There's a lot of flavorless romaine in there too, and some crunchy, stringy and slightly bitter red onion, but not quite enough pork. What pork you do find has a nice, lightly smoky char that plays well with the creaminess of the tzatziki, but it's not enough to compensate. Do yourself a favor and stick to the gyros.
For all the disappointment that the pork souvlaki is, our meal was rescued, and then some, by the well recommended lemon chicken soup ($6). It's chicken soup as it should be—straightforward and uncomplicated, but salty and lip-smacking with the lemon's tart sweetness. As you drink more of the soup, the lemon flavor comes on stronger, but it never overtakes the soup's poultry backbone. Soft but not mushy rice waits at the bottom, mingling with strands of chicken. It's a soup to embrace.
If you've got a sweet tooth, you'll find a trio of desserts produced by owner Christopher Parashakis's wife: baklava, made daily, Greek yogurt with honey and nuts, and rice pudding ($3.50).
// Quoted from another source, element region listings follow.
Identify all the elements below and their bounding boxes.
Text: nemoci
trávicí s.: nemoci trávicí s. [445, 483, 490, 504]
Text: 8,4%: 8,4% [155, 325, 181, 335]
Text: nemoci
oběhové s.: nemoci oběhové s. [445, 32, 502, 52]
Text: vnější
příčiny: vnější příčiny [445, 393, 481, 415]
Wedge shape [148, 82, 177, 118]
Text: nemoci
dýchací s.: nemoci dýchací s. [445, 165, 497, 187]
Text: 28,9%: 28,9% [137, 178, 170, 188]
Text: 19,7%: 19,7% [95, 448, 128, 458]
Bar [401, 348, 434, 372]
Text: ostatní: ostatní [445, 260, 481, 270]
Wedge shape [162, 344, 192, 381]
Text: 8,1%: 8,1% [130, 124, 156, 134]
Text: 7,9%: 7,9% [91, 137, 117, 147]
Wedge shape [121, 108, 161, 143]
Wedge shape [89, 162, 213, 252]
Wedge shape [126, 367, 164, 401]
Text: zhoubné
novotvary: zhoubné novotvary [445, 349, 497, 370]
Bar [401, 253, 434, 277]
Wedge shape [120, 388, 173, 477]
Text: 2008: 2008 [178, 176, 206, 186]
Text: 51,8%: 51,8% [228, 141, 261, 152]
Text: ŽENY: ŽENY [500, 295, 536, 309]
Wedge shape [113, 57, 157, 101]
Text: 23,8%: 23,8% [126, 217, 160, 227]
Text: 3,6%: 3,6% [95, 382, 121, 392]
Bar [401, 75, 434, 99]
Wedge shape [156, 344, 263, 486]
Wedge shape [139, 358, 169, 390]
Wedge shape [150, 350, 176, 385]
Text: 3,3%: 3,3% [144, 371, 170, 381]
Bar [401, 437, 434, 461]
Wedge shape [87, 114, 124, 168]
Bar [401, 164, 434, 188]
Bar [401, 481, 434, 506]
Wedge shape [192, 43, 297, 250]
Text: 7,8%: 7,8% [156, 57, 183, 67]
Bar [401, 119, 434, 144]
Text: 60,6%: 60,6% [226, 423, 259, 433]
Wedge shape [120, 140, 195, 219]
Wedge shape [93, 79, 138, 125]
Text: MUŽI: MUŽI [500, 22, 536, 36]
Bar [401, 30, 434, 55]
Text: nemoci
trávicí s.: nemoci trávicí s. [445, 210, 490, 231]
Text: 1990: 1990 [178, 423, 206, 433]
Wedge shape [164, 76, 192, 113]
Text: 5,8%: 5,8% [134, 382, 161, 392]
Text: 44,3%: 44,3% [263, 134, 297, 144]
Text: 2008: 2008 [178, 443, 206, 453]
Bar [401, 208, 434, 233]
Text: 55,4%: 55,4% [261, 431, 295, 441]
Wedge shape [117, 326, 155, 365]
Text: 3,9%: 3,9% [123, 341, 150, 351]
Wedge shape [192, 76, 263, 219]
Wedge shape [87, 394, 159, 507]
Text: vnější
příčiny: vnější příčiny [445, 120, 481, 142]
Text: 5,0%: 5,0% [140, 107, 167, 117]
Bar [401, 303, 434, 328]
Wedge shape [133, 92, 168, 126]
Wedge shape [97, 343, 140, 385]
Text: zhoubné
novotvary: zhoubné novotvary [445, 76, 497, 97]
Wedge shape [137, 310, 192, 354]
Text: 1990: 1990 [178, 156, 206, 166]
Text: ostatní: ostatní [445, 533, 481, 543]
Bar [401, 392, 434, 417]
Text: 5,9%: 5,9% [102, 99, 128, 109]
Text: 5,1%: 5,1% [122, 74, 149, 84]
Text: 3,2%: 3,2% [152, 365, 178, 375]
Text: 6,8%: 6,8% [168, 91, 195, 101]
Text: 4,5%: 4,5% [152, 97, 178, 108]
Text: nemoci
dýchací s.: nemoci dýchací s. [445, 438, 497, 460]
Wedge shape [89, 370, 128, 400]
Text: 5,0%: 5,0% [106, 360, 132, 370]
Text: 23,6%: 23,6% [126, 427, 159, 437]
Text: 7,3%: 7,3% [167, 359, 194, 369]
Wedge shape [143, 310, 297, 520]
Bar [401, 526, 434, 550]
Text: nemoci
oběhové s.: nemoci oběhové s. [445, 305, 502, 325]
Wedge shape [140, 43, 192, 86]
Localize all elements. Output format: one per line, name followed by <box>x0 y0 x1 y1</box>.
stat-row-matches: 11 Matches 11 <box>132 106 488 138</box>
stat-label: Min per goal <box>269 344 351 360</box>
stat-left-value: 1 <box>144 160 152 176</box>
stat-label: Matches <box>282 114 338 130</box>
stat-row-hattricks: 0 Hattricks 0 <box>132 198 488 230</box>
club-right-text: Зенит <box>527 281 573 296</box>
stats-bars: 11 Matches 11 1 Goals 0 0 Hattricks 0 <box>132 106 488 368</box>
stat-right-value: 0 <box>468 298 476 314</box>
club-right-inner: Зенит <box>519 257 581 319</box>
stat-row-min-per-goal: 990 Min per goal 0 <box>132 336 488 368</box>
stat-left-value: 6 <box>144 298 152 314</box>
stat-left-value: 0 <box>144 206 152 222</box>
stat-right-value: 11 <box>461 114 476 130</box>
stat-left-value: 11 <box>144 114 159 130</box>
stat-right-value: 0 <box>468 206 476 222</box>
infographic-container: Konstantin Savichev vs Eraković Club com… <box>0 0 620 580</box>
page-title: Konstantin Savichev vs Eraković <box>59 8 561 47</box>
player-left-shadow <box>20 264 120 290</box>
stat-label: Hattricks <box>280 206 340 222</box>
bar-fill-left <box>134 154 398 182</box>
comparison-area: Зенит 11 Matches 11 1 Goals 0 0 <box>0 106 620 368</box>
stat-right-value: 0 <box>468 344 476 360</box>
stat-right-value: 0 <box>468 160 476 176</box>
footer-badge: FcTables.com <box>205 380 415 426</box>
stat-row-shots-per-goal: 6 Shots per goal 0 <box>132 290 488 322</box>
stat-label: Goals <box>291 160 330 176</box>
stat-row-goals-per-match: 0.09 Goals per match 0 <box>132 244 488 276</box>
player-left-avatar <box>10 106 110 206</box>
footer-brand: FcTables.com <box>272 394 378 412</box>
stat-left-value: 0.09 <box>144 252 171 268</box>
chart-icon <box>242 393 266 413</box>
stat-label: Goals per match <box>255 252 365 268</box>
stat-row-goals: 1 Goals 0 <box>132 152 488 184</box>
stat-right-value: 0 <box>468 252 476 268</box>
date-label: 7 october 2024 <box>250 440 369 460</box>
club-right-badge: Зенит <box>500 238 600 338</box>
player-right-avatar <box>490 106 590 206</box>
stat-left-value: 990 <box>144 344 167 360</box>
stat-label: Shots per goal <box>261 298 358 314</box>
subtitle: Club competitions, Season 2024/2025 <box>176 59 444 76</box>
I'm a sucker for the latter, and opted for it without second thought. The pudding comes is proudly presented in a tall, classic sundae glass, adorned with a billowing crown of cinnamon and canned whipped cream. Dig through that pillow and you'll get to a rice pudding that is dense and sticky, just a hint nutty and not too creamy, a more subtle but equally tasty take than I am used to enjoying.